日常のスナップでも、人生の節目にあたる行事ごとでも、
彼の端整な容貌は、どこか憂いの帯び翳っている。
「……だって、カメラ嫌いなんだもん」
「ばぁか! いまどき魂を抜かれるだなんて信じているほうが可笑しいよ」
「お前は俺のおばあちゃんが嘘つきだって言うのか!」
「や、や、そうじゃないけど」
こいつの笑顔をなんとか写真に収めたい。
悩んだ俺は、ある名案を思いついた。
「なあ、絵を描くからモデルになってくんない?」
「モデル? いいけど全裸とかは御免だぜ」
「そのまんまでいいよ、五分でいいから、そこの椅子になるべく動かないで座ってて」
新緑の街路樹が見下ろせる明るい窓辺に座ったあいつを、俺はスケッチしていった。
「美大じゃ、写真だけじゃなく絵も描くのかよ」
「おっとぉ。

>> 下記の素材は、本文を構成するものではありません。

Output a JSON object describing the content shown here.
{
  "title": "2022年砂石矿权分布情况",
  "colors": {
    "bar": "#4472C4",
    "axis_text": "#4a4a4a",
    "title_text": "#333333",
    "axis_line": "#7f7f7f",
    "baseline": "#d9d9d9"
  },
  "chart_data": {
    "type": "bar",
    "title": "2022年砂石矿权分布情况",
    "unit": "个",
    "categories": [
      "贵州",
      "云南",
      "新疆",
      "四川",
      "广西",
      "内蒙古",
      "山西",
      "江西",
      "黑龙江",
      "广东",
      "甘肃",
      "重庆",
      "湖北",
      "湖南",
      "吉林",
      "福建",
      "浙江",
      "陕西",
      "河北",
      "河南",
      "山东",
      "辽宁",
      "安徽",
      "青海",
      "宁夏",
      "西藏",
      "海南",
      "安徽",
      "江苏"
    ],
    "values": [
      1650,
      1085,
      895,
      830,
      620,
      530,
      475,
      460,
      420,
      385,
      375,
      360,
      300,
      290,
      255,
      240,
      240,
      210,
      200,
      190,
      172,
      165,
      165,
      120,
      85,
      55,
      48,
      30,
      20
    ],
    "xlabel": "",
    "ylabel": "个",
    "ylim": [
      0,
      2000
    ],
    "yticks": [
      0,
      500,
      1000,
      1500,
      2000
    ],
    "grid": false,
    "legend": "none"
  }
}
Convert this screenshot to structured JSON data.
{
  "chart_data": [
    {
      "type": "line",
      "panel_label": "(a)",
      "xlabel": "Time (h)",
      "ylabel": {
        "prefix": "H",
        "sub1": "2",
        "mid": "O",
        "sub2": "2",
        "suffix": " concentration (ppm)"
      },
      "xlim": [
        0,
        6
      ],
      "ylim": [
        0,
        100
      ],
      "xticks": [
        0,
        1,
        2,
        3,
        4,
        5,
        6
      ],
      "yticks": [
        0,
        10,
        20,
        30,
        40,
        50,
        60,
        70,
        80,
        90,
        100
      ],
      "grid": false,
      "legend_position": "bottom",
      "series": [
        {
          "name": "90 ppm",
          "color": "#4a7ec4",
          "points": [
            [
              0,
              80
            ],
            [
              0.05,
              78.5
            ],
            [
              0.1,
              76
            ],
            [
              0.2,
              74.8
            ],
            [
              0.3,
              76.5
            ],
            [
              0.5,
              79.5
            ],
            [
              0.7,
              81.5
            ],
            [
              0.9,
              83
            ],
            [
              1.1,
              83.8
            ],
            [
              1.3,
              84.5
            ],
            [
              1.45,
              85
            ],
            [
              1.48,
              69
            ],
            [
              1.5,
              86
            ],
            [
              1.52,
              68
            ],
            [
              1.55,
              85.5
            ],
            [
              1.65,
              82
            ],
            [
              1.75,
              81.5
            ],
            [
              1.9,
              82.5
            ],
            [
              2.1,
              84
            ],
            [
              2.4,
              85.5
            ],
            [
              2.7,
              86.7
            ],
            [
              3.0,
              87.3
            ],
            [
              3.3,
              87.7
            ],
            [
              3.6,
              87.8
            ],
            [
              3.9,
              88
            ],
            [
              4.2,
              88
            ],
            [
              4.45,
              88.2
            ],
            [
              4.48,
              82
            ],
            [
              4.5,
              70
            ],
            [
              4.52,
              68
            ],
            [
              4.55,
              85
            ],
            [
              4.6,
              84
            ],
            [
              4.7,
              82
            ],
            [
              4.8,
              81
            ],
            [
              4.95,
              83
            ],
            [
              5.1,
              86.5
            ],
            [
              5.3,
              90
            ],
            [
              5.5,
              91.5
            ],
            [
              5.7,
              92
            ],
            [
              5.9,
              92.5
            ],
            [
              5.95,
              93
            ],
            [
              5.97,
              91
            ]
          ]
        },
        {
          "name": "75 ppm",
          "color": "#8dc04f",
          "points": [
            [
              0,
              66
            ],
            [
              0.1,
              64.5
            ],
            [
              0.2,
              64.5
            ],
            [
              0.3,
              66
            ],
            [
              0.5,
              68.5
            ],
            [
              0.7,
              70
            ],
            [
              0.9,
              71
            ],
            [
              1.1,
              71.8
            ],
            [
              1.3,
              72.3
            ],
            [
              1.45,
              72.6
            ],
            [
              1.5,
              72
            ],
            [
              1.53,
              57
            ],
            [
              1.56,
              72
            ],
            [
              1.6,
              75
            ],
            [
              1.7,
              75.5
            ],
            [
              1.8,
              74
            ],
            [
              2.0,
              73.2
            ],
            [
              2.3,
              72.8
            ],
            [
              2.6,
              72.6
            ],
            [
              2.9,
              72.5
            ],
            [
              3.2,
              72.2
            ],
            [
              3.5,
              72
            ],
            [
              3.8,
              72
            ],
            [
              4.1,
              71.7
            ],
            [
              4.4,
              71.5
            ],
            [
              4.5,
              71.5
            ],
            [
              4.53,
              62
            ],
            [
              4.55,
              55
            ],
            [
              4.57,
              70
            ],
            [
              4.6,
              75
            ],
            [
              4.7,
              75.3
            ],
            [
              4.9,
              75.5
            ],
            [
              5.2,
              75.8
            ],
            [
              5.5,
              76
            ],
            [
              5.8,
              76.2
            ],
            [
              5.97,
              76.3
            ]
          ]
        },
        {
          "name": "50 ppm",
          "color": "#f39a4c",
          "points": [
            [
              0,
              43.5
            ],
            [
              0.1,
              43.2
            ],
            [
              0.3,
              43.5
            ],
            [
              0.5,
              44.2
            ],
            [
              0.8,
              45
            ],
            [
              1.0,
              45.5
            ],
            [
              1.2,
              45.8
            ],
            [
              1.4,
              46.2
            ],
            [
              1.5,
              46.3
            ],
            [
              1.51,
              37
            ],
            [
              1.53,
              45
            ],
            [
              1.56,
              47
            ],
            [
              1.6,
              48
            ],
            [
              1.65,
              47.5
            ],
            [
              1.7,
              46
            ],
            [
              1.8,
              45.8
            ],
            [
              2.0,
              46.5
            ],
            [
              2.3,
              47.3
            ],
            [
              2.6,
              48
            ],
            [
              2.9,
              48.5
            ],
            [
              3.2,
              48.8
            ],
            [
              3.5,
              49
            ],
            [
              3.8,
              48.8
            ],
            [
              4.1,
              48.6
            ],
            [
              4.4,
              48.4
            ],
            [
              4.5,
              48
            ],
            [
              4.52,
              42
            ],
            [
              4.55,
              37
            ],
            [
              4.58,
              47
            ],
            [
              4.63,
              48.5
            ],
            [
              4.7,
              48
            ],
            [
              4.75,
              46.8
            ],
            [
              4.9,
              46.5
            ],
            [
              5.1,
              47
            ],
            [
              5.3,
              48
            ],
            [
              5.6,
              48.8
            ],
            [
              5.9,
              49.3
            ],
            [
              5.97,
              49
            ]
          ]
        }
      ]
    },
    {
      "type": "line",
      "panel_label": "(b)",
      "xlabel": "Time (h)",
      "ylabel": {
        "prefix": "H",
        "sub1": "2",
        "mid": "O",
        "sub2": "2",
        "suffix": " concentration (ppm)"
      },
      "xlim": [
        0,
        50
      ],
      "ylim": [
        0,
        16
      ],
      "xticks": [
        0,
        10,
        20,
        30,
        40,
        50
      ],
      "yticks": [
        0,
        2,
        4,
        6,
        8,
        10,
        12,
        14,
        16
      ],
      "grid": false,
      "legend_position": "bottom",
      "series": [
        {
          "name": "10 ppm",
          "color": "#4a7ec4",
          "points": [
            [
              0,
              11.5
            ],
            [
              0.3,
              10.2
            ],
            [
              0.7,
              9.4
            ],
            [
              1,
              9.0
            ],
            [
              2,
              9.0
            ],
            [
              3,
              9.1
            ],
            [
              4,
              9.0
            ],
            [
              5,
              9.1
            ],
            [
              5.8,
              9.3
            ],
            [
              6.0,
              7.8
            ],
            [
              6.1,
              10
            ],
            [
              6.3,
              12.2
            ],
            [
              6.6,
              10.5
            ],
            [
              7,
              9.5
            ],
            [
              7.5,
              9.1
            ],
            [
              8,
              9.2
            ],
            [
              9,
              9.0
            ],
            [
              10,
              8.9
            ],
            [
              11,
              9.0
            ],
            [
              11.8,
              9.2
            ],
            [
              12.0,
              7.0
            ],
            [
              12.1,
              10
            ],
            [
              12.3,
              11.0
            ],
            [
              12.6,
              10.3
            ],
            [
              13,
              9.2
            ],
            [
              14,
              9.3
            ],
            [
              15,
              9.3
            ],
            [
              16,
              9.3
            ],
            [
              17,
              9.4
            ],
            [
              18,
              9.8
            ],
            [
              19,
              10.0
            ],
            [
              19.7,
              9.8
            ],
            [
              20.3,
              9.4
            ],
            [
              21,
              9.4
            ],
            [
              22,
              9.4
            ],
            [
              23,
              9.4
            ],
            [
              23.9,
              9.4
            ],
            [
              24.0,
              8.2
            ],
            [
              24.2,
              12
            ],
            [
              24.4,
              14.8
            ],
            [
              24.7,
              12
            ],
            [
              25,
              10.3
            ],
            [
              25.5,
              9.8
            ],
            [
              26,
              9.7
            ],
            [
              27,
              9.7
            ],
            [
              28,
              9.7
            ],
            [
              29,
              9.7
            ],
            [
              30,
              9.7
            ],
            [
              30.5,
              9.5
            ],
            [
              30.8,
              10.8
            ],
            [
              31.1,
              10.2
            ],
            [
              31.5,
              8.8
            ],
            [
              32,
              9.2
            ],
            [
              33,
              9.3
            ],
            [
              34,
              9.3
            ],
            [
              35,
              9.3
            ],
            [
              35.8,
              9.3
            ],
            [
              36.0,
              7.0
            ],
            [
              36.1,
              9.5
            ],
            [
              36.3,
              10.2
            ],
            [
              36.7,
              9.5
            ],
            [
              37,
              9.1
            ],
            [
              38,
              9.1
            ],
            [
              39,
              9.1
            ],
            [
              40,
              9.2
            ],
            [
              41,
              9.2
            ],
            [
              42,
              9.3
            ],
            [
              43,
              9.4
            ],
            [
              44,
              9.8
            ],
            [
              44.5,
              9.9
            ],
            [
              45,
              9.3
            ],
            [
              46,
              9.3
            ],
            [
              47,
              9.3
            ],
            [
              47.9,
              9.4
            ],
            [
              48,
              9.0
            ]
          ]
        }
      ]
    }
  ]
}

モデルは動かない、動かない!」
「ちぇっ、勝手にしろや」
翌日、大学の暗室で期待と不安を半々にしながらピンホールカメラのフィルムを現像した俺は、
金と緑の降り注ぐ柔らかい光に包まれ、こちらを見ながら微笑む青年を見つけた。
あいつは俺の部屋で、幸せがハレーションをおこしたような白い光の中で笑っている。
俺はしばらくの間、時間を忘れてその写真を眺めていた。
いつか、俺達の間になにかが起ころうとも。
いや、起こらずにお互い幸せな老後を迎え、一握の灰になろうとも。
写真の中のあいつは、初夏の光を一身にあびて永遠に微笑みつづける。
すべてが不確かな現実のなかに生きる俺は、その確かさを信じる。
遠い未来に、あいつの孫かなんかが爺さんのアルバムを見ていて、
写真でしか知らないあいつのことを、笑わない人だと思いながらページをめくり、
俺の撮ったこの写真を見て驚いて欲しい。
そして想像して欲しい、大昔のある日、窓辺に佇む微笑む青年と、
その青年が微笑みながら見ていた写真家のことを。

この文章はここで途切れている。